DNSSEC - I don't know enough about all the details. I am concerned that if a large signed zone (such as a signed version of .com) has to be reloaded that it could take an excessively long time. As for "master keys". I can't really imagine other countries standing idle and accepting that. But given that those other countries have not yet objected to the fact that several of the DNS root servers are operated by the US military, a group whose obligation to protect the US supersedes that of protecting the internet (it would not surprise me if I were to hear that those military-operated root servers were being data mined with the data stream being piped into an intelligence agency. This is pure speculation, I have no information either way).
As to your question about the role of the DoC over the root zone - Yes, NTIA [National Telecommunications and Information Administration] really makes the choices, ICANN is merely a hired contractor that gives advice to NTIA. If .xxx were to be put into the root zone, it would be NTIA that would be the source of the order to do so (Verisign, as another NTIA contractor, actually has its fingers on the keyboard where the data is actually entered). NTIA can supersede ICANN, and indeed in the case of .us, it has done so.
Seems like the technical term for ICANN is "bag on the side".
So when will the current DNS system get some competition? After all, we are not talking "Internet" (basically a set of inter-carrier contracts) just "Domain Name Resolution" and, well, that's a task that's really not rocket science anymore.
Re: DHS wanting DNSSEC keys
My comment was not only based on this article, but also on earlier articles like these:
"The US Department of Homeland Security is pushing to get hold of the master keys for a proposed revision of the internet's domain name system."

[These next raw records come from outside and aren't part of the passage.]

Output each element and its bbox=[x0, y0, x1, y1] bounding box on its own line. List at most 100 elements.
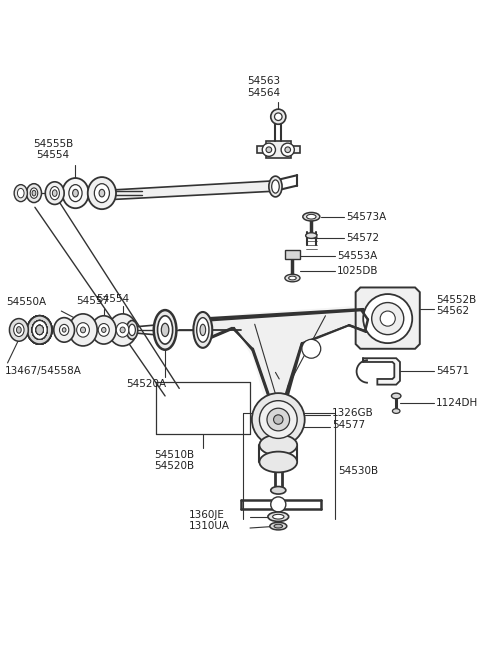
Ellipse shape bbox=[32, 321, 47, 340]
Text: 54555B
54554: 54555B 54554 bbox=[33, 139, 73, 160]
Ellipse shape bbox=[36, 325, 43, 334]
Ellipse shape bbox=[50, 187, 60, 200]
Text: 54557: 54557 bbox=[76, 296, 109, 306]
Ellipse shape bbox=[102, 327, 106, 332]
Ellipse shape bbox=[27, 316, 52, 344]
Ellipse shape bbox=[98, 323, 109, 336]
Ellipse shape bbox=[10, 319, 28, 341]
Ellipse shape bbox=[285, 274, 300, 282]
Ellipse shape bbox=[27, 316, 52, 344]
Ellipse shape bbox=[306, 233, 317, 238]
Ellipse shape bbox=[274, 524, 283, 528]
Circle shape bbox=[302, 340, 321, 358]
Ellipse shape bbox=[27, 316, 52, 344]
Circle shape bbox=[271, 109, 286, 124]
Ellipse shape bbox=[26, 184, 41, 202]
Ellipse shape bbox=[95, 184, 109, 202]
Ellipse shape bbox=[36, 325, 43, 334]
Ellipse shape bbox=[62, 328, 66, 332]
Ellipse shape bbox=[36, 325, 43, 334]
Ellipse shape bbox=[13, 323, 24, 336]
Ellipse shape bbox=[271, 487, 286, 494]
Circle shape bbox=[266, 147, 272, 152]
Ellipse shape bbox=[120, 327, 125, 333]
Text: 54563
54564: 54563 54564 bbox=[248, 76, 281, 98]
Ellipse shape bbox=[197, 317, 209, 342]
Ellipse shape bbox=[307, 214, 316, 219]
Text: 54577: 54577 bbox=[332, 420, 365, 430]
Text: 54554: 54554 bbox=[96, 294, 130, 304]
Ellipse shape bbox=[27, 316, 52, 344]
Text: 54552B
54562: 54552B 54562 bbox=[436, 294, 476, 316]
Ellipse shape bbox=[77, 323, 89, 337]
Text: 54510B
54520B: 54510B 54520B bbox=[155, 450, 194, 471]
Ellipse shape bbox=[200, 325, 205, 336]
Ellipse shape bbox=[193, 312, 212, 348]
Ellipse shape bbox=[273, 514, 284, 519]
Text: 1310UA: 1310UA bbox=[189, 521, 229, 531]
Ellipse shape bbox=[32, 321, 47, 340]
Ellipse shape bbox=[269, 176, 282, 197]
Ellipse shape bbox=[99, 189, 105, 197]
Ellipse shape bbox=[272, 180, 279, 193]
Ellipse shape bbox=[69, 314, 97, 346]
Ellipse shape bbox=[27, 316, 52, 344]
Ellipse shape bbox=[30, 188, 38, 198]
Polygon shape bbox=[356, 288, 420, 349]
Ellipse shape bbox=[288, 276, 296, 280]
Ellipse shape bbox=[32, 321, 47, 340]
Ellipse shape bbox=[54, 317, 74, 342]
Ellipse shape bbox=[32, 191, 36, 196]
Ellipse shape bbox=[36, 325, 43, 334]
Ellipse shape bbox=[72, 189, 78, 197]
Circle shape bbox=[285, 147, 290, 152]
Ellipse shape bbox=[32, 321, 47, 340]
Ellipse shape bbox=[108, 314, 137, 346]
Circle shape bbox=[252, 393, 305, 446]
Ellipse shape bbox=[16, 327, 21, 333]
Ellipse shape bbox=[32, 321, 47, 340]
Ellipse shape bbox=[88, 177, 116, 209]
Ellipse shape bbox=[45, 182, 64, 204]
Ellipse shape bbox=[36, 325, 43, 334]
Ellipse shape bbox=[268, 512, 288, 522]
Circle shape bbox=[281, 143, 294, 156]
Polygon shape bbox=[257, 141, 300, 158]
Text: 54530B: 54530B bbox=[338, 466, 378, 476]
Circle shape bbox=[271, 497, 286, 512]
Circle shape bbox=[259, 401, 297, 438]
Ellipse shape bbox=[69, 185, 82, 202]
Polygon shape bbox=[205, 311, 366, 403]
Ellipse shape bbox=[157, 316, 173, 344]
Ellipse shape bbox=[259, 435, 297, 455]
Polygon shape bbox=[285, 250, 300, 259]
Ellipse shape bbox=[60, 325, 69, 336]
Circle shape bbox=[262, 143, 276, 156]
Text: 54573A: 54573A bbox=[346, 212, 386, 221]
Text: 54520A: 54520A bbox=[126, 379, 166, 389]
Ellipse shape bbox=[303, 212, 320, 221]
Ellipse shape bbox=[392, 393, 401, 399]
Circle shape bbox=[275, 113, 282, 120]
Ellipse shape bbox=[32, 321, 47, 340]
Ellipse shape bbox=[116, 323, 129, 337]
Ellipse shape bbox=[126, 321, 138, 340]
Circle shape bbox=[380, 311, 395, 326]
Text: 1326GB: 1326GB bbox=[332, 408, 374, 418]
Ellipse shape bbox=[14, 185, 27, 202]
Ellipse shape bbox=[17, 189, 24, 198]
Circle shape bbox=[267, 408, 289, 431]
Ellipse shape bbox=[62, 178, 89, 208]
Text: 1025DB: 1025DB bbox=[337, 267, 378, 277]
Ellipse shape bbox=[32, 321, 47, 340]
Ellipse shape bbox=[32, 321, 47, 340]
Ellipse shape bbox=[393, 409, 400, 413]
Circle shape bbox=[274, 415, 283, 424]
Text: 13467/54558A: 13467/54558A bbox=[5, 366, 82, 376]
Ellipse shape bbox=[154, 310, 177, 350]
Ellipse shape bbox=[27, 316, 52, 344]
Circle shape bbox=[363, 294, 412, 343]
Ellipse shape bbox=[52, 190, 57, 196]
Ellipse shape bbox=[270, 522, 287, 530]
Ellipse shape bbox=[161, 323, 169, 336]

It's just to inform readers about what exactly happened during this meeting, and that Heise.de jumped to conclusions about DHS wanting the keys.
You're right that we can't predict the future, but without mentioning it, you will see this false statement keep reappearing.
ICANN is a false authority con
You know the con, a guy with a clipboard and a fluorescent jacket, pretends to be a parking valet and steals your car while pretending to park it. The clipboard and jacket fool you into thinking he is the authority for that car park.
ICANN walk and talk the part, they have the parties and international jet set meetings. But what do they do? They defer all technical aspects to Verisign and all management choices to the US government. .xxx died the day Bush expressed reservations about it.
This is just not necessary. The top level domains don't change often, (once every 5, 10, 20 years?) the root server for each of those TLDs is well known and defined and the top level root simply isn't needed.
Any number of countries can meet to discuss what TLDs they want, there's no reason to hand that authority, let alone $2million in fees to ICANN.